Enforcing Landlock on the main test-runner thread would poison every test that runs after it. The fix is to enforce inside a thread you start and join just for that test:

[TestMethod]
public void EnforceBlocksOutsidePaths()
{
    if (!Landlock.IsSupported())
    {
        Assert.Inconclusive("Landlock not supported");
        return;
    }

    bool blocked = false;

    var t = new Thread(() =>
    {
        Landlock.CreateRuleset(Landlock.FileSystem.CORE)
            .AddPathBeneathRule("/tmp", Landlock.FileSystem.READ_FILE)
            .Enforce();

        try   { File.ReadAllText("/etc/hostname"); blocked = false; }
        catch { blocked = true; }
    });

    t.Start();
    t.Join();

    Assert.IsTrue(blocked);
}

When t exits, the kernel cleans up its Landlock domain. The rest of the test run is unaffected. This is exactly the approach used in LandlockTests.LandlockEnforcesFileRestrictions.

Don't use `Task.Run`

The task scheduler picks threads from the .NET thread pool. Sandboxing a pooled thread leaks the restriction to whatever Task runs on that thread next. Use new Thread(...) so you own the thread's lifetime.

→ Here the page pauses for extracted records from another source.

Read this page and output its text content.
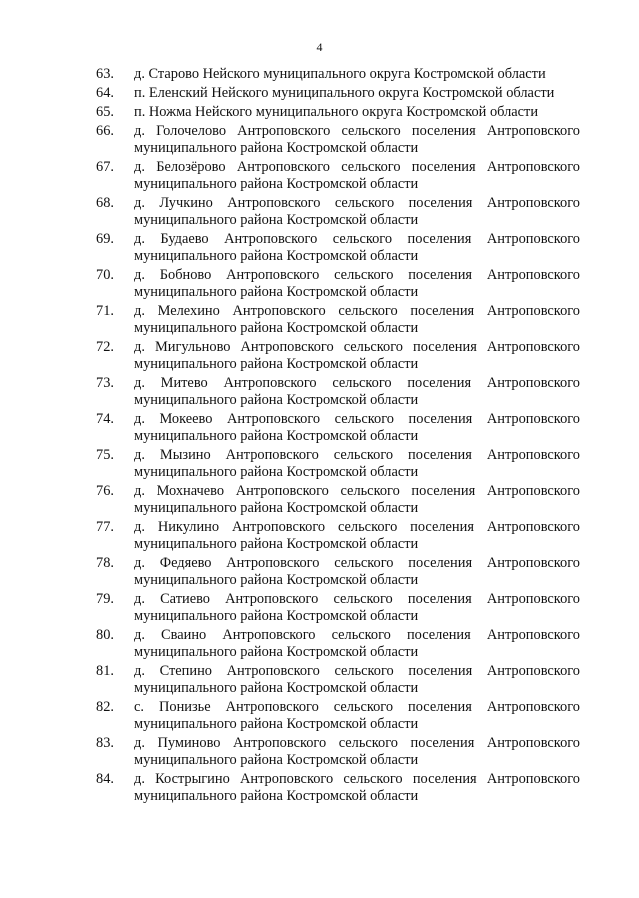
4
63.	д. Старово Нейского муниципального округа Костромской области
64.	п. Еленский Нейского муниципального округа Костромской области
65.	п. Ножма Нейского муниципального округа Костромской области
66.	д. Голочелово Антроповского сельского поселения Антроповского муниципального района Костромской области
67.	д. Белозёрово Антроповского сельского поселения Антроповского муниципального района Костромской области
68.	д. Лучкино Антроповского сельского поселения Антроповского муниципального района Костромской области
69.	д. Будаево Антроповского сельского поселения Антроповского муниципального района Костромской области
70.	д. Бобново Антроповского сельского поселения Антроповского муниципального района Костромской области
71.	д. Мелехино Антроповского сельского поселения Антроповского муниципального района Костромской области
72.	д. Мигульново Антроповского сельского поселения Антроповского муниципального района Костромской области
73.	д. Митево Антроповского сельского поселения Антроповского муниципального района Костромской области
74.	д. Мокеево Антроповского сельского поселения Антроповского муниципального района Костромской области
75.	д. Мызино Антроповского сельского поселения Антроповского муниципального района Костромской области
76.	д. Мохначево Антроповского сельского поселения Антроповского муниципального района Костромской области
77.	д. Никулино Антроповского сельского поселения Антроповского муниципального района Костромской области
78.	д. Федяево Антроповского сельского поселения Антроповского муниципального района Костромской области
79.	д. Сатиево Антроповского сельского поселения Антроповского муниципального района Костромской области
80.	д. Сваино Антроповского сельского поселения Антроповского муниципального района Костромской области
81.	д. Степино Антроповского сельского поселения Антроповского муниципального района Костромской области
82.	с. Понизье Антроповского сельского поселения Антроповского муниципального района Костромской области
83.	д. Пуминово Антроповского сельского поселения Антроповского муниципального района Костромской области
84.	д. Кострыгино Антроповского сельского поселения Антроповского муниципального района Костромской области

Pattern 3 — assert that something should be blocked

Most useful Landlock tests have the shape "this access used to work, sandboxing makes it fail." Run the test twice — once with the sandbox, once without — and assert the symmetric outcomes:

private static bool CanRead(string path)
{
    try   { File.ReadAllText(path); return true; }
    catch { return false; }
}

[TestMethod]
public void SandboxBlocksUnlistedPaths()
{
    if (!Landlock.IsSupported()) { Assert.Inconclusive("…"); return; }

    bool inside  = false;
    bool outside = false;

    var sandboxed = new Thread(() =>
    {
        Landlock.CreateRuleset(Landlock.FileSystem.CORE)
            .AddPathBeneathRule("/tmp", Landlock.FileSystem.READ_FILE, Landlock.FileSystem.READ_DIR)
            .Enforce();

        inside  = CanRead("/tmp/hello.txt");
        outside = CanRead("/etc/hostname");
    });

    File.WriteAllText("/tmp/hello.txt", "hi");

    sandboxed.Start();
    sandboxed.Join();

    Assert.IsTrue(inside,   "Read inside the allow-list should succeed");
    Assert.IsFalse(outside, "Read outside the allow-list should be blocked");
}

Pattern 4 — ABI gating

Some tests only make sense above a particular kernel version. Combine Landlock.GetAbiVersion() with Assert.Inconclusive:

[TestMethod]
public void TcpConnectIsBlocked()
{
    if (!Landlock.IsSupported() || Landlock.GetAbiVersion() < 4)
    {
        Assert.Inconclusive("Requires Landlock ABI ≥ 4 (kernel 6.7+)");
        return;
    }

    // … test that uses Landlock.Network.* …
}

The full ABI → kernel table is on the ABI versions page.


Running the suite in CI

Two CI-side things make Landlock tests reliable:

  • Pin the runner image. Newer GitHub Actions / Azure Pipelines / GitLab CI Ubuntu images get newer kernels — and therefore higher Landlock ABIs — over time. Pin to a specific image label if you want stable feature coverage. Lookup tables for runner-image kernel versions live in each provider's docs.
  • Run inside privileged containers. A few container runtimes (e.g. Docker with seccomp profiles that block prctl(PR_SET_NO_NEW_PRIVS)) interfere with Landlock. If IsSupported() returns false inside the container but true on the host, check the container's seccomp profile.

The Landlock-Sharp repo runs its own tests on Ubuntu in Azure Pipelines — see .devops/azure-pipelines.yml in the repo for the current setup.